We have the power to stop it because of researchers and scientists who discovered a vaccine that is wildly more effective than the vaccines that have been invented to attack other diseases--90 percent effective, if not more, against COVID. If everybody got vaccinated in this country, we could all take off our masks. If everybody was vaccinated in this country, we wouldn't have to be passing emergency relief bills to keep the economy afloat. If everybody got vaccinated, we could open back up all of our restaurants. That is what Americans want. That is why this policy is so popular.
And I understand what my friend from Oklahoma is saying, that they are not arguing over the efficacy of the vaccine, they are just arguing over the constitutional powers of the Presidency.
But come on. Come on. We understand the power of our words in this place. Republicans know that when they come down to the floor and attack the vaccine mandate day after day after day, they know they are giving fuel to the fire of the anti-vaccine campaign. They know that they have become an extension of those that are trying to convince Americans that the vaccine has a microchip in it, that the vaccine kills you.
It just strains credibility for my Republican colleagues to suggest that there is no connection between the anti-vaccination campaign in this country and those that are every single day on the floor of the Senate talking about how dangerous it is to require that people in this country get the vaccine. There is a connection, and the growing movement of people in this country who think that the vaccine is some conspiracy to hurt people--well, this movement to try to end the vaccine campaign by the President, it is wind underneath their wings.
But let's talk about what this policy really is because it is actually not a mandate for vaccinations. It is a testing mandate. Right? That is what it is. What it says is that everybody in these big employers has to get tested once a week, and if you don't want to get tested, then your employees can get vaccinated.
Let's be clear. This is a testing requirement, not a vaccination requirement, and that testing requirement is totally consistent with the history of OSHA. In fact, OSHA is in the business of mandating testing.
OSHA mandates blood testing for industries with high exposures to lead. OSHA mandates hearing tests for industries with high noise level exposure. OSHA mandates testing for exposure to silica in industries that are working in and around silica.

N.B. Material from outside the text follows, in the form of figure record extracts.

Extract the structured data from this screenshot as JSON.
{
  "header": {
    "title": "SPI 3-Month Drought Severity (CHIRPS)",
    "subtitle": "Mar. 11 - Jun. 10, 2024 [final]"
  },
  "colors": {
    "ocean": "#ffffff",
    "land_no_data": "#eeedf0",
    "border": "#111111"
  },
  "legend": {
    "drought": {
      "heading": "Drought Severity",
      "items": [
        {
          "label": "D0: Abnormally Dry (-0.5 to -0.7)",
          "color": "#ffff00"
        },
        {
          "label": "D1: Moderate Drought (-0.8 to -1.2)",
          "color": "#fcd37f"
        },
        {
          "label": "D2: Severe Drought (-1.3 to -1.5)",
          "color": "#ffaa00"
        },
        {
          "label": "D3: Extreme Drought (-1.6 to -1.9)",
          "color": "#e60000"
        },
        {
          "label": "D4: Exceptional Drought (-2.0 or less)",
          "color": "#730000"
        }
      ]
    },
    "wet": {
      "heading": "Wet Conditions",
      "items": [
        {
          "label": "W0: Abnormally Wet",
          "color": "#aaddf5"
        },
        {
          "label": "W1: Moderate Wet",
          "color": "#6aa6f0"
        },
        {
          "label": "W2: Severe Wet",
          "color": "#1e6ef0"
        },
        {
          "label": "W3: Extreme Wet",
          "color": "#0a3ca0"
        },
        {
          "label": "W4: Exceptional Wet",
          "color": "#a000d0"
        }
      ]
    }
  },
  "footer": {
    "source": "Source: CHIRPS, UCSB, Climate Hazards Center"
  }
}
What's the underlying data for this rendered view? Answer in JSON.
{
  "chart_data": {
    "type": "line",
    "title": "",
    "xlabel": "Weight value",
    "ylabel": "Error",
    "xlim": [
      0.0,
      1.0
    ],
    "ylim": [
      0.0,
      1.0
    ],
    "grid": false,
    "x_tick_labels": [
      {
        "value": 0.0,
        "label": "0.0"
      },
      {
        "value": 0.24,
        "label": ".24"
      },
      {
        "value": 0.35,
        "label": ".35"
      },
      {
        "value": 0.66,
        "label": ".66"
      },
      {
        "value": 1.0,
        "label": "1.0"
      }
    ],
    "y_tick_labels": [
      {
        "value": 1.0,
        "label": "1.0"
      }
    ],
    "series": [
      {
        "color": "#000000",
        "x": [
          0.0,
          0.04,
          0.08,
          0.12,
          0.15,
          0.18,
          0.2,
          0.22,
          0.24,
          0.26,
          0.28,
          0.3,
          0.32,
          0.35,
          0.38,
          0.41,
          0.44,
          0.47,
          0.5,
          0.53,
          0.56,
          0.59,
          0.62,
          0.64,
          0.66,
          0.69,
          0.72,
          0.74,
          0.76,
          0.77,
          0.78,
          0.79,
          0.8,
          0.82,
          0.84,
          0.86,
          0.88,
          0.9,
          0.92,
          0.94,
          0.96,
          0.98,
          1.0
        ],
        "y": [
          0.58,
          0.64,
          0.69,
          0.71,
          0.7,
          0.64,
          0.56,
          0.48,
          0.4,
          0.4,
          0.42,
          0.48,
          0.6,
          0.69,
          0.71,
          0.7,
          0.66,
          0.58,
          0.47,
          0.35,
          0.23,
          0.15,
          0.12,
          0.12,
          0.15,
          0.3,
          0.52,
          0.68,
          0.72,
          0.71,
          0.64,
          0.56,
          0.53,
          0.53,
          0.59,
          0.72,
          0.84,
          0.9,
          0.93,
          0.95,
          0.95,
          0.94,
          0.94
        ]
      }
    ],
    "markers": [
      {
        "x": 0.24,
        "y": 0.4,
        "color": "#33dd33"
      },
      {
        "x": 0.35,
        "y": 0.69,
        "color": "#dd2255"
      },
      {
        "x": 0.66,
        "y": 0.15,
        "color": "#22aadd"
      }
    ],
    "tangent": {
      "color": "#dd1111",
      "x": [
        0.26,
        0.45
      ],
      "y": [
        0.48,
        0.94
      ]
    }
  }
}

OSHA requires testing all the time. So that is what they are doing here--yes, on a bigger scale and, yes, also with an ability to avoid the testing if you get vaccinated. But that is what this requirement is really all about.
And it is working. It is working--the numbers going from 50 to 96 percent in a company like Tyson Foods after the vaccine requirement.
Lastly, let me say this: This general lack of seriousness from our Republican colleagues about a plague that has killed 700,000 Americans, it is just stunning to me. It is just stunning. These aren't bee stings. These aren't knee scrapes. This is a deadly pandemic that has ended the lives of 700,000 of our mothers and fathers and sisters and brothers prematurely, hundreds of thousands of Americans who should be sitting at the Christmas table, who should be at Hanukkah celebrations with their families this month. And they are gone; 700,000 Americans have disappeared.
But apparently, the inconvenience of a weekly test is so odious, is so revolting, that it is worth another 700,000 people dying--because that is what we are talking about: a weekly test. The OSHA rule does not mandate the vaccine; it is a way out of the weekly test, a weekly test that is a little swab swirled around your nostril five or six times for 30 seconds.
That is the requirement. That is the cost, the sky-high, Constitution-violating, unpatriotic cost the Republicans have been down here on the floor railing against for a month. Estimates suggest that that requirement can save thousands of lives. But apparently, the cost of a nose tickle is too great a cost to pay to save thousands and thousands of Americans from dying from a preventable pandemic.
I urge my colleagues to oppose this effort.